Election polling postmortem finds flaws in polls of Midwestern states that went for Trump

Remember the chaotic election last November? How could we forget! If you followed the polls and listened to pundits, you could be forgiven for expecting Hillary Clinton to win by a large margin. But that’s not what happened, and the outcome surprised even some established pollsters, prompting an investigation of the election polls, which six months later has now been completed.

The new report released today [I’ll include a link here] by the American Association for Public Opinion Research finds that, no, the polls aren’t “broken.” National polls fared pretty well, while Midwestern state polls missed a big segment of voters leaning toward Donald Trump. The letter from FBI director James Comey about the Clinton email probe appeared to cause a small temporary shift, and quite a few undecided voters broke for Trump at the last minute, but despite that Clinton won the national vote by 2.1%, almost as much as forecast (3%) and well within the uncertainties. But Trump’s victory in states like Wisconsin, Michigan, and Pennsylvania, where non-college educated suburban white people were politicized and turned out in large numbers, caught experts off guard. (Polls gave Clinton the edge in those three states, and had she won all of them, she would’ve won with 278 vs 260 electoral votes.)

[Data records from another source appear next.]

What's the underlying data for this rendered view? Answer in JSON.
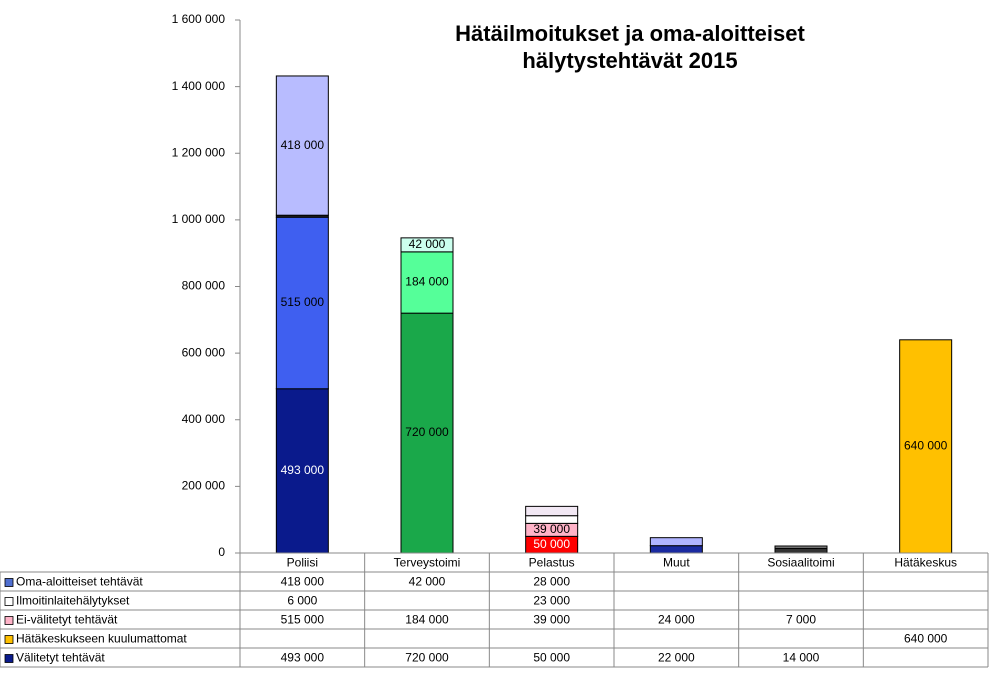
{
  "chart_data": {
    "type": "stacked_bar",
    "title": "Hätäilmoitukset ja oma-aloitteiset hälytystehtävät 2015",
    "categories": [
      "Poliisi",
      "Terveystoimi",
      "Pelastus",
      "Muut",
      "Sosiaalitoimi",
      "Hätäkeskus"
    ],
    "ylim": [
      0,
      1600000
    ],
    "yticks": [
      0,
      {
        "value": 200000,
        "label": "200 000"
      },
      {
        "value": 400000,
        "label": "400 000"
      },
      {
        "value": 600000,
        "label": "600 000"
      },
      {
        "value": 800000,
        "label": "800 000"
      },
      {
        "value": 1000000,
        "label": "1 000 000"
      },
      {
        "value": 1200000,
        "label": "1 200 000"
      },
      {
        "value": 1400000,
        "label": "1 400 000"
      },
      {
        "value": 1600000,
        "label": "1 600 000"
      }
    ],
    "series": [
      {
        "name": "Oma-aloitteiset tehtävät",
        "color": "#4f6fd0",
        "values": [
          418000,
          42000,
          28000,
          null,
          null,
          null
        ],
        "value_labels": [
          "418 000",
          "42 000",
          "28 000",
          null,
          null,
          null
        ],
        "labels_shown": [
          true,
          true,
          false,
          false,
          false,
          false
        ],
        "point_colors": [
          "#b8bcff",
          "#ccffee",
          "#f2e8f4",
          null,
          null,
          null
        ]
      },
      {
        "name": "Ilmoitinlaitehälytykset",
        "color": "#ffffff",
        "values": [
          6000,
          null,
          23000,
          null,
          null,
          null
        ],
        "value_labels": [
          "6 000",
          null,
          "23 000",
          null,
          null,
          null
        ],
        "labels_shown": [
          false,
          false,
          false,
          false,
          false,
          false
        ],
        "point_colors": [
          "#222222",
          null,
          "#ffffff",
          null,
          null,
          null
        ]
      },
      {
        "name": "Ei-välitetyt tehtävät",
        "color": "#ffb3c8",
        "values": [
          515000,
          184000,
          39000,
          24000,
          7000,
          null
        ],
        "value_labels": [
          "515 000",
          "184 000",
          "39 000",
          "24 000",
          "7 000",
          null
        ],
        "labels_shown": [
          true,
          true,
          true,
          false,
          false,
          false
        ],
        "point_colors": [
          "#3f5ff0",
          "#55ff99",
          "#ffb3c8",
          "#b0b4ff",
          "#888888",
          null
        ]
      },
      {
        "name": "Hätäkeskukseen kuulumattomat",
        "color": "#ffc000",
        "values": [
          null,
          null,
          null,
          null,
          null,
          640000
        ],
        "value_labels": [
          null,
          null,
          null,
          null,
          null,
          "640 000"
        ],
        "labels_shown": [
          false,
          false,
          false,
          false,
          false,
          true
        ],
        "point_colors": [
          null,
          null,
          null,
          null,
          null,
          "#ffc000"
        ]
      },
      {
        "name": "Välitetyt tehtävät",
        "color": "#0a1a8c",
        "values": [
          493000,
          720000,
          50000,
          22000,
          14000,
          null
        ],
        "value_labels": [
          "493 000",
          "720 000",
          "50 000",
          "22 000",
          "14 000",
          null
        ],
        "labels_shown": [
          true,
          true,
          true,
          false,
          false,
          false
        ],
        "point_colors": [
          "#0a1a8c",
          "#1aa84a",
          "#ff0000",
          "#1a2aa0",
          "#333333",
          null
        ]
      }
    ]
  }
}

The popular vote went for Clinton, but in the end, that doesn’t matter. Pollsters need to spend more time and effort on state polls, especially in “battleground” states, to improve those polls and more accurately get the voting preferences of all segments of the population of likely voters, including those who don’t respond as often to pollsters’ phone calls or online surveys. State polls throughout the upper Midwest seem to have missed non-college educated and working-class whites in suburban and rural areas, who turned out the vote more than expected and preferentially for Trump.

There’s a couple other findings worth noting, but I’d like to make a more important point about how polls are interpreted. Many people seem to have banked on Clinton’s narrow national lead, which did not translate into an Electoral College win. It wasn’t even close. “The horse race becomes interesting news fodder, but it’s misleading,” Michael Link, past president of AAPOR, tells me.

My sources at Ipsos and USC/LA Times concur. Polls involve collecting survey data, including data that point to whether people are likely to vote, weighting the numbers to account for who’s over- and under-represented, and estimating an error. It’s possible for many polls to miss the same portions of the population and then they’d all be biased. In any case, turning poll numbers into a forecast is a whole new ball game, and what you get is just a probability. If Clinton had a 60% chance of winning, that means Trump had a 4 out of 10 chance, which is very high. I wouldn’t bet on that. Even a 3% chance of losing is just a roll of the dice (1/36).

The fact is, lots of people drank their own Kool-Aid. They believed or wanted to believe Clinton would win, and couldn’t conceive of the possibility that the tide might turn toward Trump. When day after day you hear about Clinton leading, and some self-declared experts claim that she’s a shoo-in, it’s hard to remain skeptical. We have to be more careful and give those polls and surveys a sober look.

For more information about the changing nature of polling, check out my feature story and my news coverage on election night. Courtney Kennedy of Pew, lead author of this polling postmortem, and Lee Miringoff of Marist, a co-author, were among my sources.

Here’s some other misconceptions highlighted by the report:
1. Despite some claims (such as by Nate Silver), the Comey letter probably did not cost Clinton the election. First, it’s hard to distinguish the effects of an individual event. Second, the small apparent shift in the polls didn’t last, and support for Clinton ticked up right before the election. Based on all the data, the report concludes, “There is at best mixed evidence to suggest that the FBI announcement tipped the scales of the race.”
2. There’s no evidence of a large number of “shy Trump” voters. The idea is that Trump’s controversial statements could’ve made it uncomfortable for some people to disclose their support for him to a pollster. But unlike in the UK (where occasionally people observe a “shy Tory” effect), for example, in the US, conservatives don’t seem any less likely than liberals to tell someone their true voting preferences. The fact that live phone polls and online polls had similar numbers confirms this. The report concludes, “There is no consistent partisan favoritism in recent US polling.”
3. Other factors, like a change in turnout between 2012 and 2016, and ballot order effects in some states, don’t explain polling errors.